With golden hour sessions, you can also get more of the natural sun flares which add another dimension to photos, if that's something you like.

This was getting close to 8pm, when you have the urban setting, it gives the buildings more of that golden glow, and you can get a little more natural sky detail, without using a fake sky overlay. And, even if you do choose a golden hour session, there's always the chance that it could be cloudy, and give your photos a more dark and moody look. This was at 6pm in the city.

I absolutely loved this overcast session, but I can't plan for that kind of lighting, it just is whatever Michigan decides to do today!

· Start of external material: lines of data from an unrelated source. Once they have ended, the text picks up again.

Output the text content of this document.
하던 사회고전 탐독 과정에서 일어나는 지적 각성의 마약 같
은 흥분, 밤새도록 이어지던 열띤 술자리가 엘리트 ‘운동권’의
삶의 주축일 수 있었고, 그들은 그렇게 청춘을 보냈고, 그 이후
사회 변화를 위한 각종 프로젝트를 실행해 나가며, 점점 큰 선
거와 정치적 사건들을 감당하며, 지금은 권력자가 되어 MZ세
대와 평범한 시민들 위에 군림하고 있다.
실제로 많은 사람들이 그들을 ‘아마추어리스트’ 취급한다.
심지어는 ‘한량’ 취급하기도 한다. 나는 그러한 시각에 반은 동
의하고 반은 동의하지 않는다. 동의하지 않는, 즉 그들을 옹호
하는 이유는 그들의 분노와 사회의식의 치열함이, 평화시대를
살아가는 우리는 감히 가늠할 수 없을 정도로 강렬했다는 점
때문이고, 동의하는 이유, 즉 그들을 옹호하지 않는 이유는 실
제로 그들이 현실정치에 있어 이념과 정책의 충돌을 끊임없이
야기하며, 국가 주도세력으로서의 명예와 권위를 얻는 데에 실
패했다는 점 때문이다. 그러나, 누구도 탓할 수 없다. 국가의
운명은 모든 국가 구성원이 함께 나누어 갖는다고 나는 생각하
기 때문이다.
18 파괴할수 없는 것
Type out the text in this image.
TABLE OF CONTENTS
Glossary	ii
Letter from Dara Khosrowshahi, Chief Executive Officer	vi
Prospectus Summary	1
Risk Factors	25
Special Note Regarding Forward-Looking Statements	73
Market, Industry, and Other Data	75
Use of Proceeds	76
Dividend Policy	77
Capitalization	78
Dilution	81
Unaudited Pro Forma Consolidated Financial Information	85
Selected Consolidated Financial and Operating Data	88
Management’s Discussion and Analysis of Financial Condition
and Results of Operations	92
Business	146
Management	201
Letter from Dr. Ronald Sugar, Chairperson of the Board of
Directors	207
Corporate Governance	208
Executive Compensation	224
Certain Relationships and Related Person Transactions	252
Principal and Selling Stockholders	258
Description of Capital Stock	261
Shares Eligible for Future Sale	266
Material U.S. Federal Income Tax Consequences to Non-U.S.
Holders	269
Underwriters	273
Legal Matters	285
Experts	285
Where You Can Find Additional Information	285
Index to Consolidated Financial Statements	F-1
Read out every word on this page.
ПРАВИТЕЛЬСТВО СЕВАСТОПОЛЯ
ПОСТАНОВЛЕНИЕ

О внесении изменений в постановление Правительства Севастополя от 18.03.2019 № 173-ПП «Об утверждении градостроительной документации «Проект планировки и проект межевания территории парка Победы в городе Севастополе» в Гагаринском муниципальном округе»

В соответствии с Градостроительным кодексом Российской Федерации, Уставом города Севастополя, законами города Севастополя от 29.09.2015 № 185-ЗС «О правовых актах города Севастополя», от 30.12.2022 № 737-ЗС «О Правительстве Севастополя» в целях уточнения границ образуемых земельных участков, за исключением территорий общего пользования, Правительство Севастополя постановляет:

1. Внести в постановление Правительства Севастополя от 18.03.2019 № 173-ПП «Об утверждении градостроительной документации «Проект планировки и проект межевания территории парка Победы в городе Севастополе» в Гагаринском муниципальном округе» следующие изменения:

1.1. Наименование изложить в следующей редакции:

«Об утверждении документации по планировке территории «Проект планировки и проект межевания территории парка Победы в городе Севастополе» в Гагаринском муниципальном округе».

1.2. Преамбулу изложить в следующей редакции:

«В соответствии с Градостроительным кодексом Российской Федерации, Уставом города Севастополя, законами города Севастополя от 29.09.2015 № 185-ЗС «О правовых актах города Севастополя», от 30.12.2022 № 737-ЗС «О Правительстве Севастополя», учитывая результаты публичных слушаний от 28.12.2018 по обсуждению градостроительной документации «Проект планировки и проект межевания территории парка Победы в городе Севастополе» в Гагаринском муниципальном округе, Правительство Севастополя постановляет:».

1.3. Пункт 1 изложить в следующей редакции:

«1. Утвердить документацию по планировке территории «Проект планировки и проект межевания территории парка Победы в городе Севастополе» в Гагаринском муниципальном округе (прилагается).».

There is no wrong choice when choosing what time to have photos done. As you can see, these are all beautiful photos with a different lighting and feel in each one. When photographers talk about golden hour though, there's a reason, and as I mentioned, many will ONLY shoot at those times, to make sure their work is consistent. I do tend to be more flexible, and willing to work at different times, but that gives my work an inconsistent look, because I simply can't edit the exact same way with all the different lighting situations. I want you to be educated though as to what the difference can entail, so that you can make an informed choice in regards to timing!


Which of these sessions would you choose for yours?